The goal of providing a nutritious and healthy diet that keeps most children at a healthy BMI has so far proven elusive. As we have reduced societal undernutrition, obesity has become more prevalent — this result is unfortunately not surprising. During the evolutionary past, proto-humans and their predecessors were likely chronically undernourished. Humans did not learn to preserve most foodstuffs until recent times, so the discovery of a food source necessitated immediate consumption. Those who could ‘feast’ to a greater degree might have had a reproductive advantage, leading to: the overrepresentation of genetic variants that promoted more rapid eating; tolerance of abdominal distention; and the efficient storage of excess energy in adipose tissue.

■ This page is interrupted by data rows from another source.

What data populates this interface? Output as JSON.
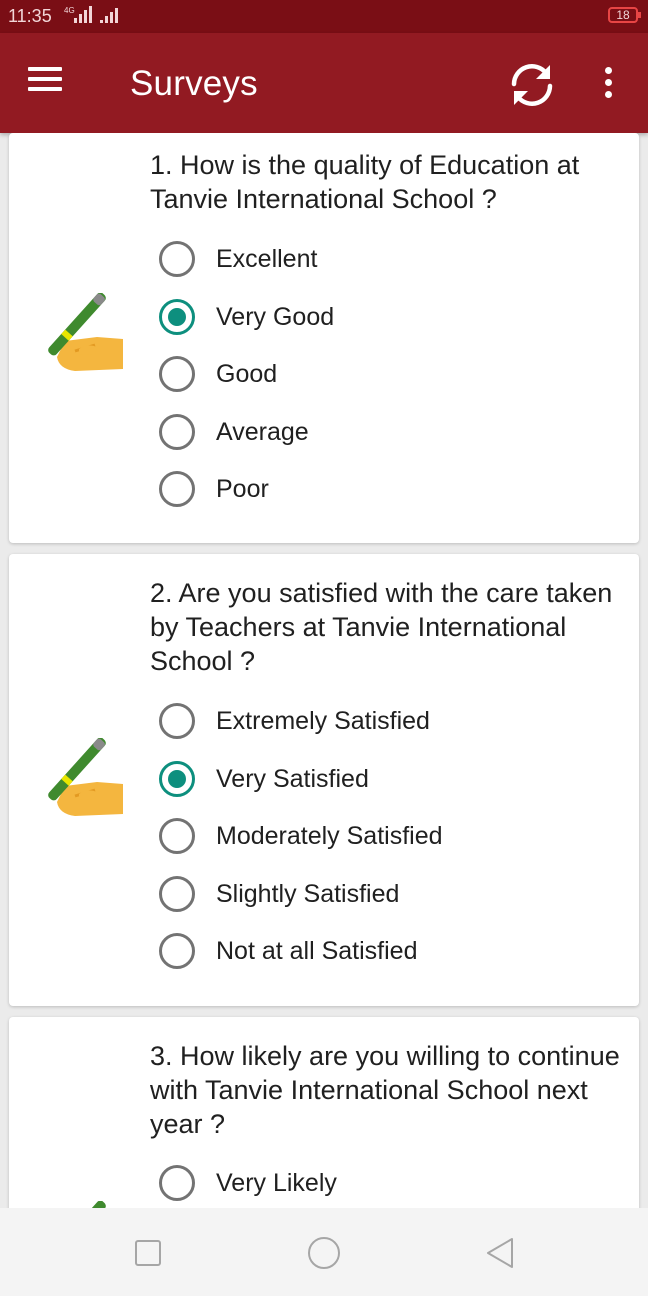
{
  "status": {
    "time": "11:35",
    "network": "4G",
    "battery": "18"
  },
  "appbar": {
    "title": "Surveys",
    "menu_icon": "menu-icon",
    "refresh_icon": "refresh-icon",
    "more_icon": "more-vert-icon"
  },
  "colors": {
    "status_bar": "#7a0e15",
    "app_bar": "#921a22",
    "accent": "#0d8f7e",
    "background": "#ebebeb"
  },
  "questions": [
    {
      "text": "1. How is the quality of Education at Tanvie International School ?",
      "selected": "Very Good",
      "options": [
        "Excellent",
        "Very Good",
        "Good",
        "Average",
        "Poor"
      ]
    },
    {
      "text": "2. Are you satisfied with the care taken by Teachers at Tanvie International School ?",
      "selected": "Very Satisfied",
      "options": [
        "Extremely Satisfied",
        "Very Satisfied",
        "Moderately Satisfied",
        "Slightly Satisfied",
        "Not at all Satisfied"
      ]
    },
    {
      "text": "3. How likely are you willing to continue with Tanvie International School next year ?",
      "selected": null,
      "options": [
        "Very Likely"
      ]
    }
  ],
  "navbar": {
    "icons": [
      "recent-apps-icon",
      "home-icon",
      "back-icon"
    ]
  }
}
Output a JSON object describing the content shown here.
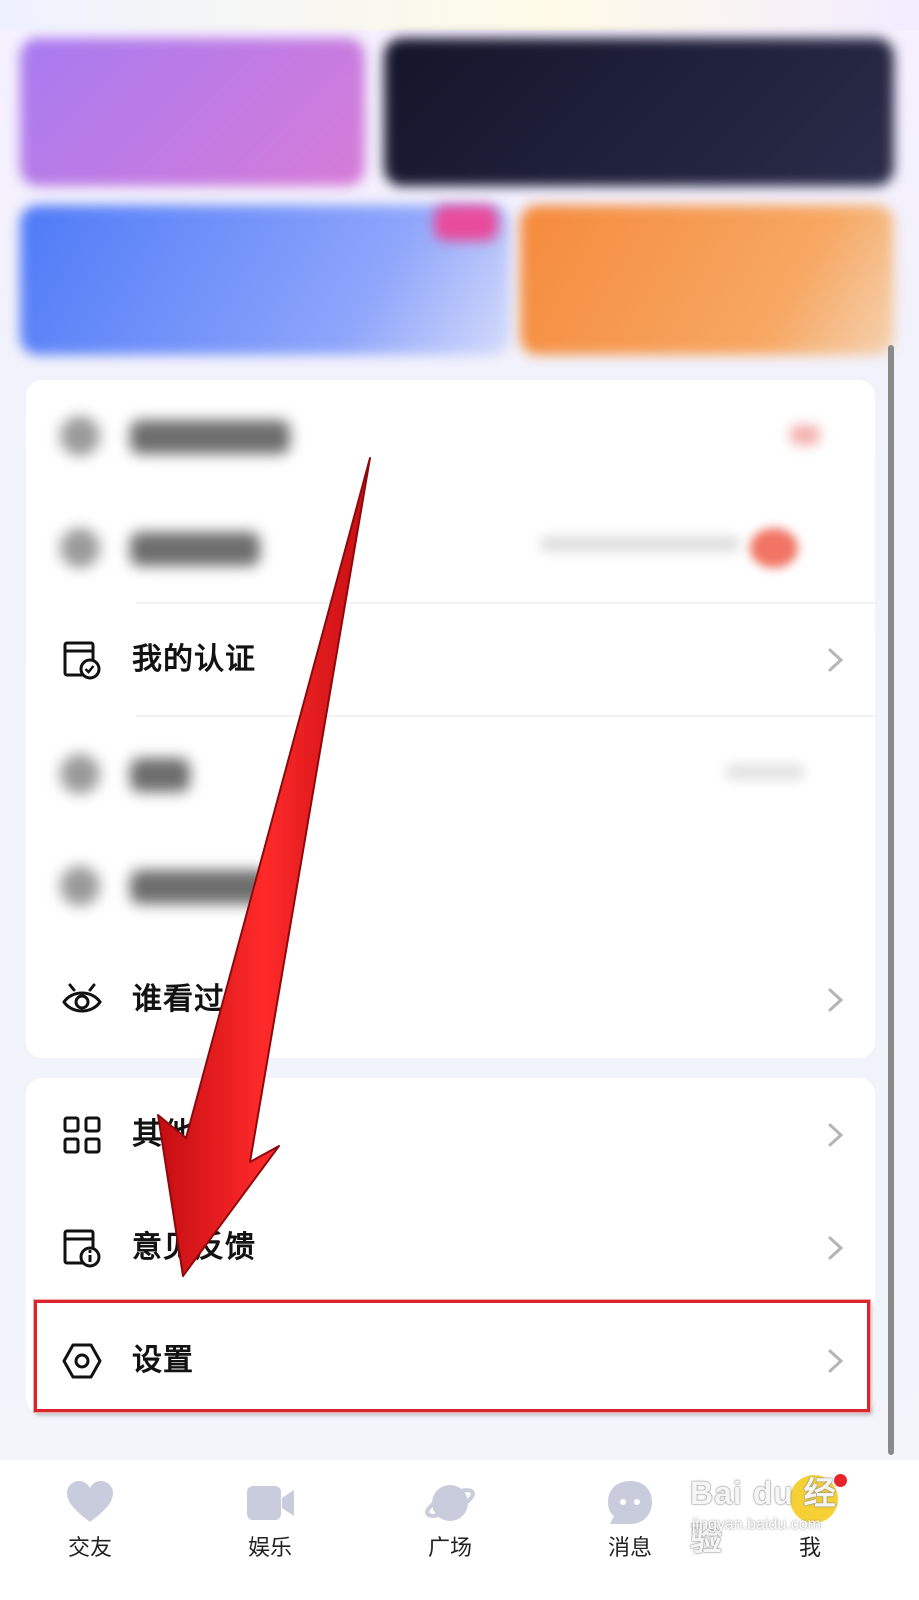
{
  "menu": {
    "certification_label": "我的认证",
    "viewers_label": "谁看过我",
    "other_features_label": "其他功能",
    "feedback_label": "意见反馈",
    "settings_label": "设置"
  },
  "tabbar": {
    "items": [
      {
        "label": "交友",
        "icon": "heart-icon"
      },
      {
        "label": "娱乐",
        "icon": "video-camera-icon"
      },
      {
        "label": "广场",
        "icon": "planet-icon"
      },
      {
        "label": "消息",
        "icon": "message-bubble-icon"
      },
      {
        "label": "我",
        "icon": "avatar-icon"
      }
    ]
  },
  "annotation": {
    "highlight_color": "#d8262c",
    "arrow_color": "#e8141b"
  },
  "watermark": {
    "main": "Bai du 经验",
    "sub": "jingyan.baidu.com"
  }
}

Evidence strongly supports the theory that a substantial portion of the variance in a child’s body weight, perhaps ~80%10, can be attributed to inherited factors that are genetic or epigenetic. Considerable data also indicate the existence of multiple, redundant mechanisms to help ensure a rapid physiologic response to conserve energy when weight is too low. These systems are still essential for the survival of the many people who live in regions where undernutrition is common. As regions become more developed, however, the ready availability of inexpensive, energy-dense foods and the reduction of obligate energy expenditures for survival that make severe undernutrition rare, offer a perfect opportunity for genetic predispositions for obesity to become manifest. The past 40 years have thus provided an unparalleled opportunity to observe the interaction of genetic factors with the environment. Our as-yet unmet societal challenge remains how to alleviate the immediate and devastating consequences of undernutrition while avoiding our predispositions for overnutrition.

Acknowledgments

JAY is a Commissioned Officer in the United States Public Health Service (PHS). The opinions and assertions expressed herein are those of the author and are not to be construed as reflecting the views of the PHS or the Department of Health and Human Services. JAY receives research support from the NICHD Intramural Research Program ZIA-HD-00641, from Zafgen Inc. for a clinical trial of pharmacotherapy to treat obesity and hyperphagia in patients with the Prader-Willi syndrome and from Rhythm Pharmaceuticals Inc. for support of sequencing of genes upstream of the melanocortin 4 receptor in the leptin signalling pathway and for a clinical trial of pharmacotherapy to treat obesity due to proximal leptin signalling pathway defects.

Biography

Dr. Jack Yanovski is a Paediatric Endocrinologist and Chief of the Section on Growth and Obesity, in the Eunice Kennedy Shriver National Institute of Child Health and Human Development, NIH, Bethesda, USA. Dr. Yanovski holds MD and PhD degrees from the University of Pennsylvania, USA. Dr. Yanovski has conducted many clinical studies on evaluation and treatment of paediatric obesity as well as laboratory investigations of molecular etiologies for obesity. Dr. Yanovski has published over 250 papers and was a member of the expert panel that developed the 2017 Endocrine Society Clinical Practice Guideline on Pediatric Obesity Assessment, Treatment, and Prevention.

Footnotes

Refers to: NCD Risk Factor Collaboration (NCD-RisC). Worldwide trends in body-mass index, underweight, overweight, and obesity from 1975 to 2016: a pooled analysis of 2416 population-based measurement studies in 128·9 million children, adolescents, and adults. The Lancet http://dx.doi.org/10.1016/S0140-6736(17)32129-3 (2017)

Competing interests statement

The author declares no competing interests.